Pour les autres ménages, l'aide serait maintenue sous la forme d'un crédit d'impôt, remboursé avec un an de décalage . Outre qu'il déplore le non-respect de la parole présidentielle , votre rapporteur observe que :

- l'avance totale des frais peut constituer un frein, matériel voire psychologique, bien au-delà des ménages aux revenus les plus modestes ;

- combinée à la fixation d'une grille forfaitaire d'aides en euros en fonction du type de travaux, la distinction entre les modalités de versement selon les ressources du bénéficiaire viendra complexifier le dispositif, alors que l'efficacité des aides aux particuliers dépend de leur lisibilité ;

- a contrario , le versement d'une prime à tous les ménages ne coûterait pas plus cher ou guère plus pour le budget de l'État 106 ( * ) , pour un effet d'entraînement bien supérieur .

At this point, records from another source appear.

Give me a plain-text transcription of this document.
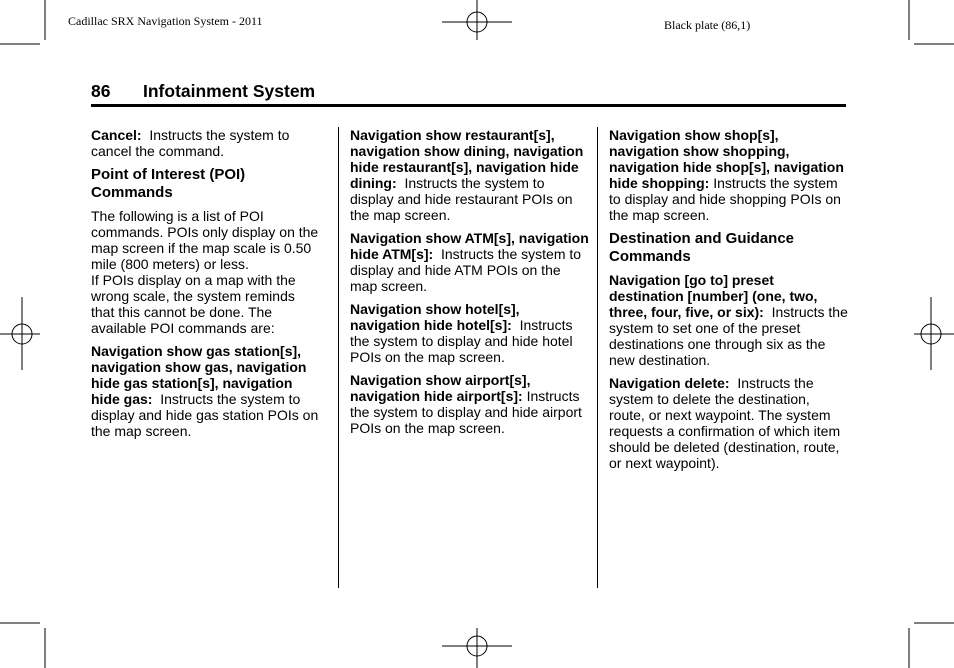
Cadillac SRX Navigation System - 2011	Black plate (86,1)
86 Infotainment System

Cancel: Instructs the system to cancel the command.

Point of Interest (POI) Commands

The following is a list of POI commands. POIs only display on the map screen if the map scale is 0.50 mile (800 meters) or less.

If POIs display on a map with the wrong scale, the system reminds that this cannot be done. The available POI commands are:

Navigation show gas station[s], navigation show gas, navigation hide gas station[s], navigation hide gas: Instructs the system to display and hide gas station POIs on the map screen.

Navigation show restaurant[s], navigation show dining, navigation hide restaurant[s], navigation hide dining: Instructs the system to display and hide restaurant POIs on the map screen.

Navigation show ATM[s], navigation hide ATM[s]: Instructs the system to display and hide ATM POIs on the map screen.

Navigation show hotel[s], navigation hide hotel[s]: Instructs the system to display and hide hotel POIs on the map screen.

Navigation show airport[s], navigation hide airport[s]: Instructs the system to display and hide airport POIs on the map screen.

Navigation show shop[s], navigation show shopping, navigation hide shop[s], navigation hide shopping: Instructs the system to display and hide shopping POIs on the map screen.

Destination and Guidance Commands

Navigation [go to] preset destination [number] (one, two, three, four, five, or six): Instructs the system to set one of the preset destinations one through six as the new destination.

Navigation delete: Instructs the system to delete the destination, route, or next waypoint. The system requests a confirmation of which item should be deleted (destination, route, or next waypoint).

d) Deux nouvelles dépenses éligibles dès 2019 mais sous conditions de ressources

Afin d'« inciter les ménages modestes à se chauffer par le biais d'énergies renouvelables en lieu et place des énergies fossiles », le Gouvernement a ajouté, à l'Assemblée nationale, deux nouvelles dépenses éligibles au CITE :

- les coûts de main d'oeuvre pour l'installation d'équipements de chaleur renouvelable , pour un coût estimé à 75 millions d'euros , alors que le crédit d'impôt ne portait jusqu'à présent que sur le prix des équipements ou matières premières ;

- la dépose des cuves à fioul , au taux de 50 % au lieu de 30 %, pour un coût de l'ordre de 10 millions.

Il reste que :

- d'une part, et même cumulé avec le renforcement annoncé de la prime à la conversion des chaudières au fioul, le reste à charge restera très significatif compte tenu du coût important des équipements de chaleur renouvelable 107 ( * ) ;

- d'autre part, alors que le CITE était jusqu'alors sans conditions de ressources, l'éligibilité de ces deux nouvelles dépenses sera conditionnée au respect de plafonds de ressources , identiques à ceux retenus pour bénéficier des aides de l'Anah. Les classes moyennes ne pourront donc en bénéficier ; quant aux ménages aux revenus modestes, ils ne toucheront leur crédit d'impôt qu'au mieux un an après avoir réglé les travaux.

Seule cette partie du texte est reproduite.